21/03/2007

d end

medium_Jim_Morrison.jpgquesta notte è una notte turca con la sua mezzaluna sdraiata dalla parte della curvatura nel cielobuio. lei aspetta al bar della piazza. prendo la strada che costeggia la riva. questo mio fiume è una lunga vena d'acqua.
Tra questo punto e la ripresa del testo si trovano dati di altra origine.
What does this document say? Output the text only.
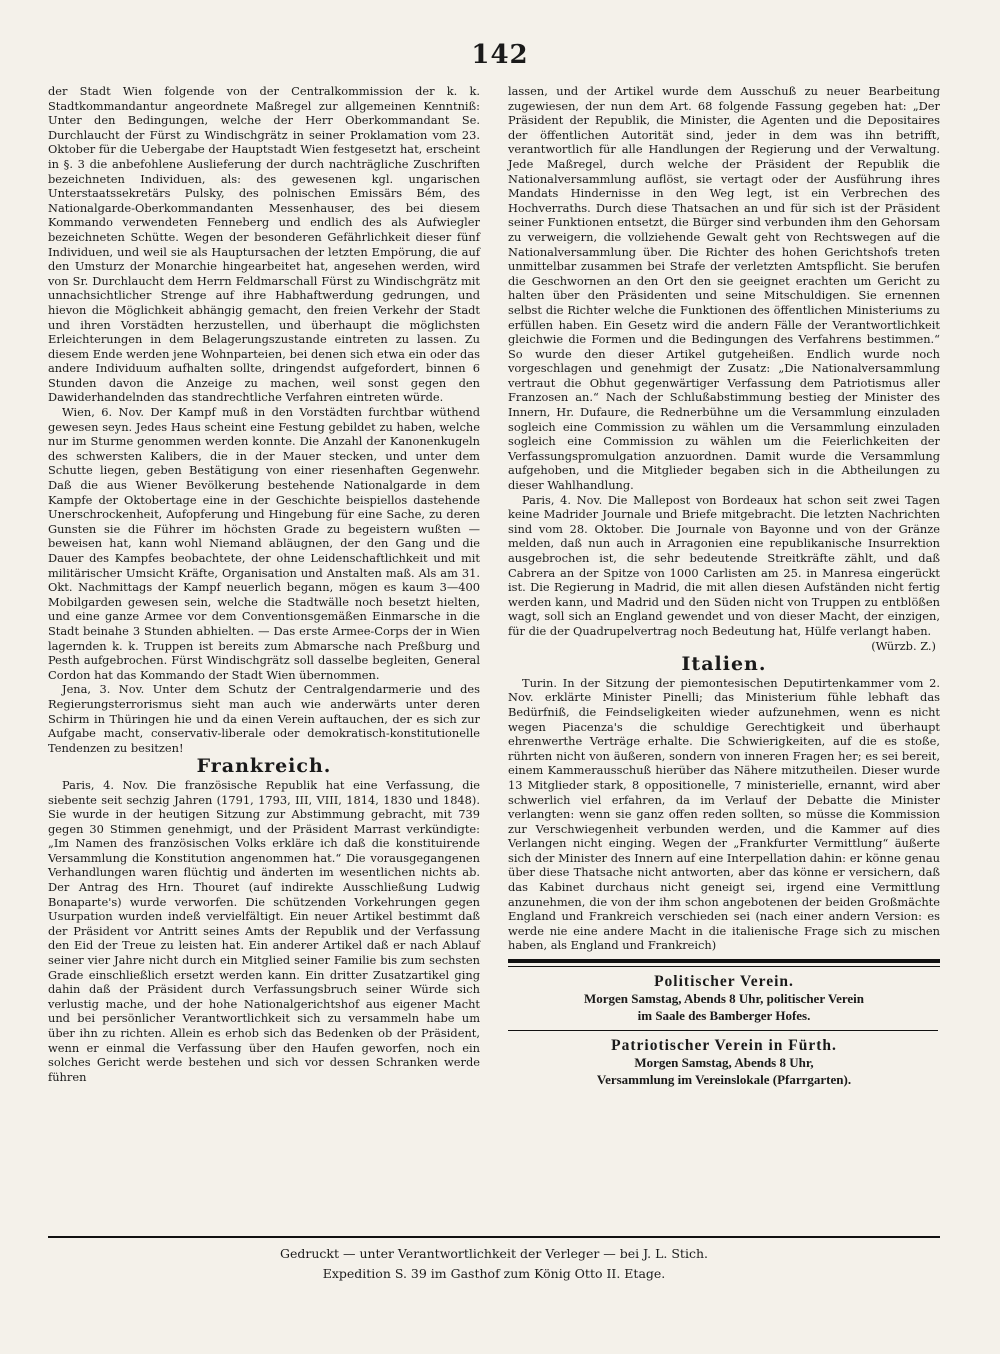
142

der Stadt Wien folgende von der Centralkommission der k. k. Stadtkommandantur angeordnete Maßregel zur allgemeinen Kenntniß: Unter den Bedingungen, welche der Herr Oberkommandant Se. Durchlaucht der Fürst zu Windischgrätz in seiner Proklamation vom 23. Oktober für die Uebergabe der Hauptstadt Wien festgesetzt hat, erscheint in §. 3 die anbefohlene Auslieferung der durch nachträgliche Zuschriften bezeichneten Individuen, als: des gewesenen kgl. ungarischen Unterstaatssekretärs Pulsky, des polnischen Emissärs Bém, des Nationalgarde-Oberkommandanten Messenhauser, des bei diesem Kommando verwendeten Fenneberg und endlich des als Aufwiegler bezeichneten Schütte. Wegen der besonderen Gefährlichkeit dieser fünf Individuen, und weil sie als Hauptursachen der letzten Empörung, die auf den Umsturz der Monarchie hingearbeitet hat, angesehen werden, wird von Sr. Durchlaucht dem Herrn Feldmarschall Fürst zu Windischgrätz mit unnachsichtlicher Strenge auf ihre Habhaftwerdung gedrungen, und hievon die Möglichkeit abhängig gemacht, den freien Verkehr der Stadt und ihren Vorstädten herzustellen, und überhaupt die möglichsten Erleichterungen in dem Belagerungszustande eintreten zu lassen. Zu diesem Ende werden jene Wohnparteien, bei denen sich etwa ein oder das andere Individuum aufhalten sollte, dringendst aufgefordert, binnen 6 Stunden davon die Anzeige zu machen, weil sonst gegen den Dawiderhandelnden das standrechtliche Verfahren eintreten würde.

Wien, 6. Nov. Der Kampf muß in den Vorstädten furchtbar wüthend gewesen seyn. Jedes Haus scheint eine Festung gebildet zu haben, welche nur im Sturme genommen werden konnte. Die Anzahl der Kanonenkugeln des schwersten Kalibers, die in der Mauer stecken, und unter dem Schutte liegen, geben Bestätigung von einer riesenhaften Gegenwehr. Daß die aus Wiener Bevölkerung bestehende Nationalgarde in dem Kampfe der Oktobertage eine in der Geschichte beispiellos dastehende Unerschrockenheit, Aufopferung und Hingebung für eine Sache, zu deren Gunsten sie die Führer im höchsten Grade zu begeistern wußten — beweisen hat, kann wohl Niemand abläugnen, der den Gang und die Dauer des Kampfes beobachtete, der ohne Leidenschaftlichkeit und mit militärischer Umsicht Kräfte, Organisation und Anstalten maß. Als am 31. Okt. Nachmittags der Kampf neuerlich begann, mögen es kaum 3—400 Mobilgarden gewesen sein, welche die Stadtwälle noch besetzt hielten, und eine ganze Armee vor dem Conventionsgemäßen Einmarsche in die Stadt beinahe 3 Stunden abhielten. — Das erste Armee-Corps der in Wien lagernden k. k. Truppen ist bereits zum Abmarsche nach Preßburg und Pesth aufgebrochen. Fürst Windischgrätz soll dasselbe begleiten, General Cordon hat das Kommando der Stadt Wien übernommen.

Jena, 3. Nov. Unter dem Schutz der Centralgendarmerie und des Regierungsterrorismus sieht man auch wie anderwärts unter deren Schirm in Thüringen hie und da einen Verein auftauchen, der es sich zur Aufgabe macht, conservativ-liberale oder demokratisch-konstitutionelle Tendenzen zu besitzen!

Frankreich.

Paris, 4. Nov. Die französische Republik hat eine Verfassung, die siebente seit sechzig Jahren (1791, 1793, III, VIII, 1814, 1830 und 1848). Sie wurde in der heutigen Sitzung zur Abstimmung gebracht, mit 739 gegen 30 Stimmen genehmigt, und der Präsident Marrast verkündigte: „Im Namen des französischen Volks erkläre ich daß die konstituirende Versammlung die Konstitution angenommen hat.“ Die vorausgegangenen Verhandlungen waren flüchtig und änderten im wesentlichen nichts ab. Der Antrag des Hrn. Thouret (auf indirekte Ausschließung Ludwig Bonaparte's) wurde verworfen. Die schützenden Vorkehrungen gegen Usurpation wurden indeß vervielfältigt. Ein neuer Artikel bestimmt daß der Präsident vor Antritt seines Amts der Republik und der Verfassung den Eid der Treue zu leisten hat. Ein anderer Artikel daß er nach Ablauf seiner vier Jahre nicht durch ein Mitglied seiner Familie bis zum sechsten Grade einschließlich ersetzt werden kann. Ein dritter Zusatzartikel ging dahin daß der Präsident durch Verfassungsbruch seiner Würde sich verlustig mache, und der hohe Nationalgerichtshof aus eigener Macht und bei persönlicher Verantwortlichkeit sich zu versammeln habe um über ihn zu richten. Allein es erhob sich das Bedenken ob der Präsident, wenn er einmal die Verfassung über den Haufen geworfen, noch ein solches Gericht werde bestehen und sich vor dessen Schranken werde führen

lassen, und der Artikel wurde dem Ausschuß zu neuer Bearbeitung zugewiesen, der nun dem Art. 68 folgende Fassung gegeben hat: „Der Präsident der Republik, die Minister, die Agenten und die Depositaires der öffentlichen Autorität sind, jeder in dem was ihn betrifft, verantwortlich für alle Handlungen der Regierung und der Verwaltung. Jede Maßregel, durch welche der Präsident der Republik die Nationalversammlung auflöst, sie vertagt oder der Ausführung ihres Mandats Hindernisse in den Weg legt, ist ein Verbrechen des Hochverraths. Durch diese Thatsachen an und für sich ist der Präsident seiner Funktionen entsetzt, die Bürger sind verbunden ihm den Gehorsam zu verweigern, die vollziehende Gewalt geht von Rechtswegen auf die Nationalversammlung über. Die Richter des hohen Gerichtshofs treten unmittelbar zusammen bei Strafe der verletzten Amtspflicht. Sie berufen die Geschwornen an den Ort den sie geeignet erachten um Gericht zu halten über den Präsidenten und seine Mitschuldigen. Sie ernennen selbst die Richter welche die Funktionen des öffentlichen Ministeriums zu erfüllen haben. Ein Gesetz wird die andern Fälle der Verantwortlichkeit gleichwie die Formen und die Bedingungen des Verfahrens bestimmen.“ So wurde den dieser Artikel gutgeheißen. Endlich wurde noch vorgeschlagen und genehmigt der Zusatz: „Die Nationalversammlung vertraut die Obhut gegenwärtiger Verfassung dem Patriotismus aller Franzosen an.“ Nach der Schlußabstimmung bestieg der Minister des Innern, Hr. Dufaure, die Rednerbühne um die Versammlung einzuladen sogleich eine Commission zu wählen um die Versammlung einzuladen sogleich eine Commission zu wählen um die Feierlichkeiten der Verfassungspromulgation anzuordnen. Damit wurde die Versammlung aufgehoben, und die Mitglieder begaben sich in die Abtheilungen zu dieser Wahlhandlung.

Paris, 4. Nov. Die Mallepost von Bordeaux hat schon seit zwei Tagen keine Madrider Journale und Briefe mitgebracht. Die letzten Nachrichten sind vom 28. Oktober. Die Journale von Bayonne und von der Gränze melden, daß nun auch in Arragonien eine republikanische Insurrektion ausgebrochen ist, die sehr bedeutende Streitkräfte zählt, und daß Cabrera an der Spitze von 1000 Carlisten am 25. in Manresa eingerückt ist. Die Regierung in Madrid, die mit allen diesen Aufständen nicht fertig werden kann, und Madrid und den Süden nicht von Truppen zu entblößen wagt, soll sich an England gewendet und von dieser Macht, der einzigen, für die der Quadrupelvertrag noch Bedeutung hat, Hülfe verlangt haben.

(Würzb. Z.)
Italien.

Turin. In der Sitzung der piemontesischen Deputirtenkammer vom 2. Nov. erklärte Minister Pinelli; das Ministerium fühle lebhaft das Bedürfniß, die Feindseligkeiten wieder aufzunehmen, wenn es nicht wegen Piacenza's die schuldige Gerechtigkeit und überhaupt ehrenwerthe Verträge erhalte. Die Schwierigkeiten, auf die es stoße, rührten nicht von äußeren, sondern von inneren Fragen her; es sei bereit, einem Kammerausschuß hierüber das Nähere mitzutheilen. Dieser wurde 13 Mitglieder stark, 8 oppositionelle, 7 ministerielle, ernannt, wird aber schwerlich viel erfahren, da im Verlauf der Debatte die Minister verlangten: wenn sie ganz offen reden sollten, so müsse die Kommission zur Verschwiegenheit verbunden werden, und die Kammer auf dies Verlangen nicht einging. Wegen der „Frankfurter Vermittlung“ äußerte sich der Minister des Innern auf eine Interpellation dahin: er könne genau über diese Thatsache nicht antworten, aber das könne er versichern, daß das Kabinet durchaus nicht geneigt sei, irgend eine Vermittlung anzunehmen, die von der ihm schon angebotenen der beiden Großmächte England und Frankreich verschieden sei (nach einer andern Version: es werde nie eine andere Macht in die italienische Frage sich zu mischen haben, als England und Frankreich)

Politischer Verein.
Morgen Samstag, Abends 8 Uhr, politischer Verein
im Saale des Bamberger Hofes.
Patriotischer Verein in Fürth.
Morgen Samstag, Abends 8 Uhr,
Versammlung im Vereinslokale (Pfarrgarten).
Gedruckt — unter Verantwortlichkeit der Verleger — bei J. L. Stich.
Expedition S. 39 im Gasthof zum König Otto II. Etage.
cammino lento tanto già lo so, respiro le stelle, cosa avrà da dire, mi riempo i polmoni di 21 marzo, odore di primavera appena nata. arrivo tardi e lei è bella. gli altri sono già tutti intorno al tavolo, con in faccia quella maschera che mi sarei aspettato e quattro bicchieri di bianco svuotati. peperoni verde morto vermiformi e fluorescenti.

pacca sulla spalla e sorriso, si usa così, mi siedo e la considero come fosse la prima volta. me la ricordo bagnata, una lunga vena d'acqua, sulla punta delle mie dita che la cercavano. ricordo tutti i particolari, tutti insieme, sfiorarle i tatuaggi, scivolarle dentro con quegli stupidi ansimi che si producono in certi casi. vorrei mi regalasse uno sguardo speciale, vorrei che fosse sotto gli occhi di tutti l'intimità che c'è stata. manie di prota - egoismo di fronte alla morte, la ribalta più terribile e sublime. ma stasera l'incantatrice è lei, la sua voce bassa, i suoi sorrisi sforzati che tengono la platea con il fiato sospeso come all'ultima canzone di Jim Morrison.

Poi sparisce come ha sempre fatto, con un ci si vede dopo un aperitivo. il sipario a vetri del "Seven" si richiude, maniglie ottone sporco di secoli, e il pubblico lasciato solo si accascia sul tavolino. Qualcuno dice usciamo, Cristian piange e la nostra fila alla cassa, pago un prosecco, sembra già un corteo funebre.